Ce scénario catastrophe pourrait imposer une démission d’Emmanuel Macron, option qu’il a pour l’instant toujours formellement exclue mais qui semble de plus en plus envisagée par les observateurs et, surtout, par les présidentiables, qui se préparent donc avec davantage d’urgence. Une agitation qui peut aussi expliquer leur inconséquence ces derniers temps et leur envie de se démarquer du gouvernement et surtout du président. Ainsi, Michel Barnier est-il attaqué sur son budget par les ambitieux de son propre camp, Gabriel Attal et Gérald Darmanin pour l’ancien parti macroniste, ainsi que Laurent Wauquiez, le patron des députés de la droite traditionnelle. Tous voient d’un mauvais œil l’étiquette fiscale qu’ils risquent de devoir porter, ainsi que le gel des retraites qui vise un de leurs rares segments électoraux restants.
On voit mal ces partis gouvernementaux voter la censure. Mais, par leurs attaques internes, ils posent une ambiance délétère qui ne manquera pas de faire hésiter ceux qui tiennent véritablement la survie du gouvernement entre leurs mains: les députés Rassemblement national. Pour l’instant, ces derniers ne votent pas la censure, mais ils peuvent changer d’avis à n’importe quel moment pour marquer leur identité de véritable opposition. Et de véritable alternance possible. Ils ne cessent de prendre un malin plaisir à rappeler que la majorité relative au pouvoir ne peut rien faire sans eux et qu’il suffit d’un tweet de Marine Le Pen pour dicter la ligne de conduite.
Le degré de frénésie des présidentiables du camp gouvernemental provoque donc un cercle vicieux. Plus ils s’agitent, plus ils rendent crédible le scénario catastrophe, plus le scénario catastrophe est crédible, plus ils s’agitent. Et le tout débouche sur une défiance exacerbée qui nourrit cet emballement.
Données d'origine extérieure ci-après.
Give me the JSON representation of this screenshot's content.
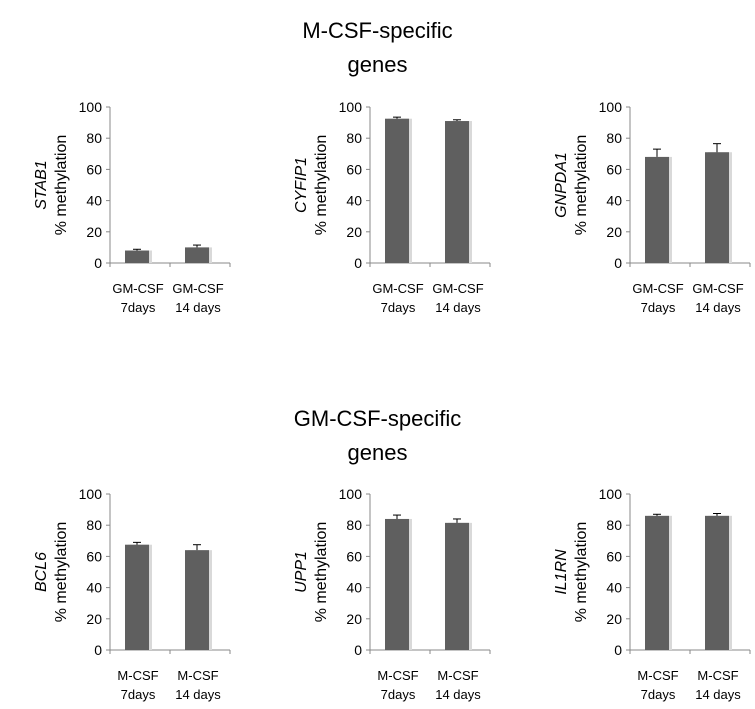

C’est ce qui a fait dire à l’ancien premier ministre Edouard Philippe qu’il se tenait prêt en cas de démission du président, à la patronne des écologistes Marine Tondelier qu’il est possible qu’Emmanuel Macron démissionne avant d’être destitué, référence à la procédure perdue d’avance lancée par la gauche, et à des médias comme Europe 1 que l’hypothèse d’une démission d’Emmanuel Macron fait son chemin.
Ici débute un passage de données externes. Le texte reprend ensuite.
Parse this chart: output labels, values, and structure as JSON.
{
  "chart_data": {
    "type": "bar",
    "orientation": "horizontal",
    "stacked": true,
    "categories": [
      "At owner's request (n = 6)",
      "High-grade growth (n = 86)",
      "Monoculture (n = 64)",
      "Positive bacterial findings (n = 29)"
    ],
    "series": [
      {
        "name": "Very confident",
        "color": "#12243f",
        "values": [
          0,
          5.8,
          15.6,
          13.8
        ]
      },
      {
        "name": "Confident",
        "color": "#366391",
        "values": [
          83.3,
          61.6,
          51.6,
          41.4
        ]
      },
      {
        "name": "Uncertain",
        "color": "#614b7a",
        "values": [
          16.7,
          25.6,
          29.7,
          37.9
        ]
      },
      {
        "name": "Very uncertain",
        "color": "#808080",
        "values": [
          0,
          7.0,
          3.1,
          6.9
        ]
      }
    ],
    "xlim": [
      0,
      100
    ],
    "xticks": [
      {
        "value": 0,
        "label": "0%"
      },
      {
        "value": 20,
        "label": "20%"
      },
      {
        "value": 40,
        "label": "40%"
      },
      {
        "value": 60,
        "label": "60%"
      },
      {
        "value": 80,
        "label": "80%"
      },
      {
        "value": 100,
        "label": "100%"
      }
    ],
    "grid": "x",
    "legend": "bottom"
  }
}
Une issue qui laisserait la France dans un état de défiance envers la politique et de crise des institutions qui ouvrirait toutes les portes des possibles (et qui aggraverait la fébrilité économique). Ce serait alors peut-être la fin du dernier grand succès qu’il resterait à mettre au crédit d’Emmanuel Macron, celui d’avoir su éviter l’arrivée au pouvoir de l’extrême droite populiste. Par son charisme, son flair politique et ses manœuvres, il a survécu aux Gilets jaunes, au covid et à l’inflation. Il a aussi évité la victoire totale du Rassemblement national aux législatives anticipées de cet été. Contrairement à ce qui a pu se passer chez nombre des voisins de la France et malgré des circonstances défavorables (crises, impopularité, majorité relative), le président français a réussi à battre Marine Le Pen par deux fois. Mais la conjonction des crises politique et économique pourrait bien aboutir à une prise en main totale de la France par Marine Le Pen. Et ce dans un pays et un système institutionnel qui concentrent davantage le pouvoir qu’ailleurs en Europe occidentale.